In der Krebsmedizin kommen neue Wirkstoffe immer schneller zum Einsatz. Die Behandlungen sind aber oft nicht sicher.

Von Werner Bartens

Wer ein Herz hat, dem muss die Geschichte von Mary Pazdur nahegehen. Die blonde, lebenslustige Frau arbeitete jahrelang als Krankenschwester in der Krebsmedizin. 2012 erkrankte sie selbst an Eierstockkrebs. Sie hatte schon viele Patientinnen daran leiden und sterben sehen und wusste daher aus eigener Anschauung, wie sehr sich Betroffene Hoffnung machen, wenn mit neuen Therapiemethoden die Aussicht auf Heilung oder zumindest auf ein paar Monate mehr Lebenszeit befeuert wird.

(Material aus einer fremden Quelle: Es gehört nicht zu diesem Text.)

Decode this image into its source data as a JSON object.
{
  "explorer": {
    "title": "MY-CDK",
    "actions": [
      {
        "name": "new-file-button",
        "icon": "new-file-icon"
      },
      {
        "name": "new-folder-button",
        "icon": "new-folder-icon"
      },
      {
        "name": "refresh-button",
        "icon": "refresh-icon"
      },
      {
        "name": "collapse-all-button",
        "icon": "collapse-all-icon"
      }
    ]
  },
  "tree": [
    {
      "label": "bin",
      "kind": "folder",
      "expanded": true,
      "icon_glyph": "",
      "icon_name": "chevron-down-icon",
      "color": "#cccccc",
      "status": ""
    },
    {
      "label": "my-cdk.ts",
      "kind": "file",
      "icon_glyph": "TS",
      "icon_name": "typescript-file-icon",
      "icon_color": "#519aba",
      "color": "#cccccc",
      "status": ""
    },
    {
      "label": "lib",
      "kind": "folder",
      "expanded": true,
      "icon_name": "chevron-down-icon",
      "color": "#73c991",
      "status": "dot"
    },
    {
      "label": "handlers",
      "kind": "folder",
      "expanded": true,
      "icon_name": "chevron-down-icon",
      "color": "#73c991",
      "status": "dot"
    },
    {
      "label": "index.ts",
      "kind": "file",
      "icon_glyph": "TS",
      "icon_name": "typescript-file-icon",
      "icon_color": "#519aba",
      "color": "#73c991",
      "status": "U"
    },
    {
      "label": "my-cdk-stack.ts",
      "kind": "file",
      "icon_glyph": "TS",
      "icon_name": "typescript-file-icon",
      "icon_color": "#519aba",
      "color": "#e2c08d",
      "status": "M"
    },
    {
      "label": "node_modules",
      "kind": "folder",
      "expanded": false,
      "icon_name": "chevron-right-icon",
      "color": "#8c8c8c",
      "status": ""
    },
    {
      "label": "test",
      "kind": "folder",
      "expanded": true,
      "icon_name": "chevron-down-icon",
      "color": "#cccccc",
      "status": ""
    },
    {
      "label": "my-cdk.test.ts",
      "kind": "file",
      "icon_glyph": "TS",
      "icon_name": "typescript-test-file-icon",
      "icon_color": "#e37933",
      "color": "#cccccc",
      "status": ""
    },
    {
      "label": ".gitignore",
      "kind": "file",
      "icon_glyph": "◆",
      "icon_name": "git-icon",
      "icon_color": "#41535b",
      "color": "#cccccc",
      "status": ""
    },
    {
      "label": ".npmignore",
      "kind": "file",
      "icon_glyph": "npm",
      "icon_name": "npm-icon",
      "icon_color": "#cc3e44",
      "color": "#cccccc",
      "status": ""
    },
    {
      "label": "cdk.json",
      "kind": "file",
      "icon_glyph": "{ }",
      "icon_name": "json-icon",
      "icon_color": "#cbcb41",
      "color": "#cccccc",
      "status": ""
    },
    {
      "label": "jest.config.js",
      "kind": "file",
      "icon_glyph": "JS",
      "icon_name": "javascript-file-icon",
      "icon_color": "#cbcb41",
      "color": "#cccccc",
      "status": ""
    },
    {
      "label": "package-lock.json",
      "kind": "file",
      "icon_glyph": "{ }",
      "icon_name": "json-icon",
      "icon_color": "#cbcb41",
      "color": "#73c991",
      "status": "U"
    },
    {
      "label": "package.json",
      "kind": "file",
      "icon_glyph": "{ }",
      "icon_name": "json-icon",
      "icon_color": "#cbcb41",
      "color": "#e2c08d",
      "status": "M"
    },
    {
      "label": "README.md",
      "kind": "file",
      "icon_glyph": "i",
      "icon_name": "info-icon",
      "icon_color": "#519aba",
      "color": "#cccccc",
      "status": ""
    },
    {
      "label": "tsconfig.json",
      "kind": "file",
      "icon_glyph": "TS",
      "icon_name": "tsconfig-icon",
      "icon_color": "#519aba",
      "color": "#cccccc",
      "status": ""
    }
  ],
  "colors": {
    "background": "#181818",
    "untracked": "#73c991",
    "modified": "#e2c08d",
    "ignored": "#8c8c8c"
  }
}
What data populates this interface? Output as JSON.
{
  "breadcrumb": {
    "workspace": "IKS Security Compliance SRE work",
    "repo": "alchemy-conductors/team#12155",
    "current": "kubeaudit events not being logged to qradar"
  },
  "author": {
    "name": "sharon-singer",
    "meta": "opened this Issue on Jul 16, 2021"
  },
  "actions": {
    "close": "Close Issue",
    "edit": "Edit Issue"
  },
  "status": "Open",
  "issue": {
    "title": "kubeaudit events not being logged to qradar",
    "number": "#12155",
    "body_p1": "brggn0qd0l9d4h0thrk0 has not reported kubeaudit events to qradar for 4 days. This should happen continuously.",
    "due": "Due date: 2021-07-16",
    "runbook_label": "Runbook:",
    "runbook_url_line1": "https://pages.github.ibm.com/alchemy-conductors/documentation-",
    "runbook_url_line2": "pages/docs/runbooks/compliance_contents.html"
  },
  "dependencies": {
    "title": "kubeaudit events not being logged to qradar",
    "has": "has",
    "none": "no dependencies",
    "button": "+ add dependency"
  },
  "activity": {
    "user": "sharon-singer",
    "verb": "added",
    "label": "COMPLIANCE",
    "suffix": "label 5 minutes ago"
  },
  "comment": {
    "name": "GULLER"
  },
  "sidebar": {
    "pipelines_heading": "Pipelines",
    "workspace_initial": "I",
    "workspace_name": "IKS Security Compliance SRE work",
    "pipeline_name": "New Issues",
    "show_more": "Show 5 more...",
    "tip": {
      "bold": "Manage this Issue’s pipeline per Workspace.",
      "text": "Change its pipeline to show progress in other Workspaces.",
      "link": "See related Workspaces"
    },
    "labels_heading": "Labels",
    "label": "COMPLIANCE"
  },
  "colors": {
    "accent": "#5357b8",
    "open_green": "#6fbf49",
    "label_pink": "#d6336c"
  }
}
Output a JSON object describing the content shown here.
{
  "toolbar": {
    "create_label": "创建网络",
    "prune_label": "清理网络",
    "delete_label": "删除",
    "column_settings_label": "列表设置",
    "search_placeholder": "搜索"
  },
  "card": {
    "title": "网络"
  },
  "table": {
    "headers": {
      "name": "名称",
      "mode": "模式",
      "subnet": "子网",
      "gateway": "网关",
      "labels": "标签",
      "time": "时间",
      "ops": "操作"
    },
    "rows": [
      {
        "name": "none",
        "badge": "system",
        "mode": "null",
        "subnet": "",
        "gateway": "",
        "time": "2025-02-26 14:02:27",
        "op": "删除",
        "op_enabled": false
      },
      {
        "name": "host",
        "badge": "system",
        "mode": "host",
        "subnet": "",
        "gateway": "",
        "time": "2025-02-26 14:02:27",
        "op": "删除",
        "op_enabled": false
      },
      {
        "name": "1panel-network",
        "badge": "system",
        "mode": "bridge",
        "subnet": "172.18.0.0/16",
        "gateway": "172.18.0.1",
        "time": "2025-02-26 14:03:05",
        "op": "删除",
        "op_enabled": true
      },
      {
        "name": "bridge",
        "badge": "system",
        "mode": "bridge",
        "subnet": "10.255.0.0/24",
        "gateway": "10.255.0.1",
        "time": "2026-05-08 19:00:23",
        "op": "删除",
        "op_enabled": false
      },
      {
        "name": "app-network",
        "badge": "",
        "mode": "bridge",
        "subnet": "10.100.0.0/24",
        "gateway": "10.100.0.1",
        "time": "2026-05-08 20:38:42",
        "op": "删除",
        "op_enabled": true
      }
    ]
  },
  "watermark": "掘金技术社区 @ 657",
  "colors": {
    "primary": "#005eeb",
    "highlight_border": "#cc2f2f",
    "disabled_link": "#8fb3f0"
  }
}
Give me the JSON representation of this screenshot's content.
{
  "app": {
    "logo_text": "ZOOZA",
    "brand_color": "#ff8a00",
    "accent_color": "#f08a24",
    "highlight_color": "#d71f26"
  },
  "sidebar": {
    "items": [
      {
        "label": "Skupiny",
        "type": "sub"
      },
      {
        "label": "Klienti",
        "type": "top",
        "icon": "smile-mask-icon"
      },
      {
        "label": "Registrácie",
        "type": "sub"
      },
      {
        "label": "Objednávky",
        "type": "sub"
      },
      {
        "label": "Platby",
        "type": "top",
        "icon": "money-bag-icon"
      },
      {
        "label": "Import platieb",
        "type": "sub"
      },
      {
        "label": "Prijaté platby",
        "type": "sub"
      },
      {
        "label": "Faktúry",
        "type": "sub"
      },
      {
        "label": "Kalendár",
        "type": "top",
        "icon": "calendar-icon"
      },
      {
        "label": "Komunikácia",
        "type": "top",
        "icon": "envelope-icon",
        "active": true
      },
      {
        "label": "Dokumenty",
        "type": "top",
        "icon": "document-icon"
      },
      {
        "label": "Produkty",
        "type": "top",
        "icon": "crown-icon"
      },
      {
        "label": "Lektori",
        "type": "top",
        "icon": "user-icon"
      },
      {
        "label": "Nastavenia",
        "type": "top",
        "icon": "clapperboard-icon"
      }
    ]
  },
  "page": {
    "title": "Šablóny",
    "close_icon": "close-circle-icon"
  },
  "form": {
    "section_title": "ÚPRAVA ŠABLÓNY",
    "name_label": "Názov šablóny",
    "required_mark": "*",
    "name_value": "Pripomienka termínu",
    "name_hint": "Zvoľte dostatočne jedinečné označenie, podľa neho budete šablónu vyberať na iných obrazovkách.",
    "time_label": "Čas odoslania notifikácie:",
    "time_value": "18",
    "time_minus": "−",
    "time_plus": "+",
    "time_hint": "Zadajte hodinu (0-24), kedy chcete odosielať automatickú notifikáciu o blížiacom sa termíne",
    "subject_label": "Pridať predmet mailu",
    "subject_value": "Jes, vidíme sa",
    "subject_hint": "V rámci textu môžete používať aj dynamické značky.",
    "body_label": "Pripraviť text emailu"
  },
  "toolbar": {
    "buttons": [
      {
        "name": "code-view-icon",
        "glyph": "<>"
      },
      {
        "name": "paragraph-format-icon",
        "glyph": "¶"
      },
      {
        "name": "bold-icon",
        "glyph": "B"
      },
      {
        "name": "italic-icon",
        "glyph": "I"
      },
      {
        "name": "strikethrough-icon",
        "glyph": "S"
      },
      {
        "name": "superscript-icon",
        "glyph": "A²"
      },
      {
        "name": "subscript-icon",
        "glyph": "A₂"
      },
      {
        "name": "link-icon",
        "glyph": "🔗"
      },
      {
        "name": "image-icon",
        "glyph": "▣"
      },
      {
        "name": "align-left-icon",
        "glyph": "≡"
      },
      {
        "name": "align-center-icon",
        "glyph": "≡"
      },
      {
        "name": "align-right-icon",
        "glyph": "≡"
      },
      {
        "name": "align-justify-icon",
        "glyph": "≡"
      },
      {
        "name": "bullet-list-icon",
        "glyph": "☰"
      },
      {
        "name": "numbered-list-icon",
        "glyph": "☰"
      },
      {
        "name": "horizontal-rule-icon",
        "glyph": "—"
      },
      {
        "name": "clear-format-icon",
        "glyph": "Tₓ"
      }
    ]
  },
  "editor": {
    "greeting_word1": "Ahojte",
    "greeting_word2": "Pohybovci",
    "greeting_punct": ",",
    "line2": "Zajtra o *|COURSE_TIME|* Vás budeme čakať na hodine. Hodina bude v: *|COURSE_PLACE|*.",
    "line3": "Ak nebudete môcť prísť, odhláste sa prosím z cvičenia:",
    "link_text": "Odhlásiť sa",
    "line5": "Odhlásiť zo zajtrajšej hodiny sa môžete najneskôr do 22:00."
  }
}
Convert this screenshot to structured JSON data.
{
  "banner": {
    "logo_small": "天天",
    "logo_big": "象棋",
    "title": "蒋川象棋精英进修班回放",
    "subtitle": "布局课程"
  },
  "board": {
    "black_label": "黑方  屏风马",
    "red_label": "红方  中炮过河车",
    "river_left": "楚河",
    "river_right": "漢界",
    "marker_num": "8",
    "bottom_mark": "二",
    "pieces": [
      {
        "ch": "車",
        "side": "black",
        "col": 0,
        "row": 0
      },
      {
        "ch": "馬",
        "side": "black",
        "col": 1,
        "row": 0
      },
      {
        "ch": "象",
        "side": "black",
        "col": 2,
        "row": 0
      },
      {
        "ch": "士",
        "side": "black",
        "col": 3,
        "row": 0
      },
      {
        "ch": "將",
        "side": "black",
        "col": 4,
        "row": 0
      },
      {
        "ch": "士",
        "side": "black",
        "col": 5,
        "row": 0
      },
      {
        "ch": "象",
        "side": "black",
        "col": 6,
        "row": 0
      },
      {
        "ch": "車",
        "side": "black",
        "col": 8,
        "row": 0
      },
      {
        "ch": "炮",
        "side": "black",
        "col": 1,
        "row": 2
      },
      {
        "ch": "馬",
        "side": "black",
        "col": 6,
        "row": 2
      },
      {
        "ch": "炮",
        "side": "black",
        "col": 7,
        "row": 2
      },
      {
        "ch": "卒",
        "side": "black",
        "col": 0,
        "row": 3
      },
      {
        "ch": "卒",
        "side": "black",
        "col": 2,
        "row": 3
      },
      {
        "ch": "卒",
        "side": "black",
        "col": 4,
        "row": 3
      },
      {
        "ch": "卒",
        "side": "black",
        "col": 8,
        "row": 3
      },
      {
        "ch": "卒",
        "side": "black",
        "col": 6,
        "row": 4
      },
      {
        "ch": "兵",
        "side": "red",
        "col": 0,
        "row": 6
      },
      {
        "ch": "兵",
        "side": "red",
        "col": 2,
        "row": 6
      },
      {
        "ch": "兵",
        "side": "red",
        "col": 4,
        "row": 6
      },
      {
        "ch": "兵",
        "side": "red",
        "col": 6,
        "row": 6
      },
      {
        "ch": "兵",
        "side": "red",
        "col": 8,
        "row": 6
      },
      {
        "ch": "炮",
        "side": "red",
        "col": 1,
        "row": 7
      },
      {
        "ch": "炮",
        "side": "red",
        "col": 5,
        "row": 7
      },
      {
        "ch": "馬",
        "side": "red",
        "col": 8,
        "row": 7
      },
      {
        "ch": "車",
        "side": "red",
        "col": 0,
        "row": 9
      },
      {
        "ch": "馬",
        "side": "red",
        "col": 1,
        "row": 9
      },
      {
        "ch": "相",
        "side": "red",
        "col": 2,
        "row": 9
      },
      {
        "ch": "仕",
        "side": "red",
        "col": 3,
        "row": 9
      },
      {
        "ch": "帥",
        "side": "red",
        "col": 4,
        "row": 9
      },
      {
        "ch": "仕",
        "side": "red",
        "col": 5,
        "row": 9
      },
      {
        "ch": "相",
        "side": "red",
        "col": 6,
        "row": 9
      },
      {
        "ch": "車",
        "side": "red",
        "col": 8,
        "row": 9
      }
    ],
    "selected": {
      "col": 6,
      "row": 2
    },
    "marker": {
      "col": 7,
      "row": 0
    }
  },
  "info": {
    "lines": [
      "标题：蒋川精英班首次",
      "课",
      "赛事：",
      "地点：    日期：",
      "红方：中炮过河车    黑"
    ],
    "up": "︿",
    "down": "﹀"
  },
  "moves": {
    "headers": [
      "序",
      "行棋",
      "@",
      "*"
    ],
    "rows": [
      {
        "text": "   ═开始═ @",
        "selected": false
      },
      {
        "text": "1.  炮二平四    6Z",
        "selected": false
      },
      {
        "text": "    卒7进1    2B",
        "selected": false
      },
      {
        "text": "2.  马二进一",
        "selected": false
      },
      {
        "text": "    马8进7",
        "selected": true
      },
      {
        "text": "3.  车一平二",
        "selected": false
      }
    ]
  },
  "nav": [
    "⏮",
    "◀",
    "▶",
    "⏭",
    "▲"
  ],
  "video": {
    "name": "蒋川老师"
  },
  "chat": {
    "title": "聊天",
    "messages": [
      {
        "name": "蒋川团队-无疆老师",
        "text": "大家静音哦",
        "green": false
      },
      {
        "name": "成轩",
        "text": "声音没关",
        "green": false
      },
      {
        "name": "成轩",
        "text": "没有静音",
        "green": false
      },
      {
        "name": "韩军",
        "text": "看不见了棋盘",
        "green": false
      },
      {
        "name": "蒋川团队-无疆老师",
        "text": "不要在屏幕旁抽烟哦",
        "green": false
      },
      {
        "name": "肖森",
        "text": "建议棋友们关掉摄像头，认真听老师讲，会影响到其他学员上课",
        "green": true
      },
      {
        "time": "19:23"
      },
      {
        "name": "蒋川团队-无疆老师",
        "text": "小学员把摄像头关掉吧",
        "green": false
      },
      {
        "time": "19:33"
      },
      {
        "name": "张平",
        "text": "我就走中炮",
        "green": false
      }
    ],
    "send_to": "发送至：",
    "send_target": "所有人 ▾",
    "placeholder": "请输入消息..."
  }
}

Ob derartige Behandlungsverfahren gegen Krebs in den USA zugelassen werden, ist erheblich von dem Votum eines Mannes abhängig - Richard Pazdur. Der Arzt leitet seit 1999 die Abteilung für Krebsmedikamente der mächtigen Arzneimittelbehörde FDA, die über Zulassungsanträge für neue Pharmaka entscheidet. Und er ist Mary Pazdurs Ehemann. Was macht es mit einem Menschen, wenn sich durch einen Schicksalsschlag im Familienkreis plötzlich berufliche Anforderungen und private Nöte kreuzen? Schließlich hat Pazdur mit darüber zu entscheiden, wie schnell Medikamente gegen Krebs auf den Markt kommen - mithin über Behandlungen, die seiner kranken Frau helfen könnten.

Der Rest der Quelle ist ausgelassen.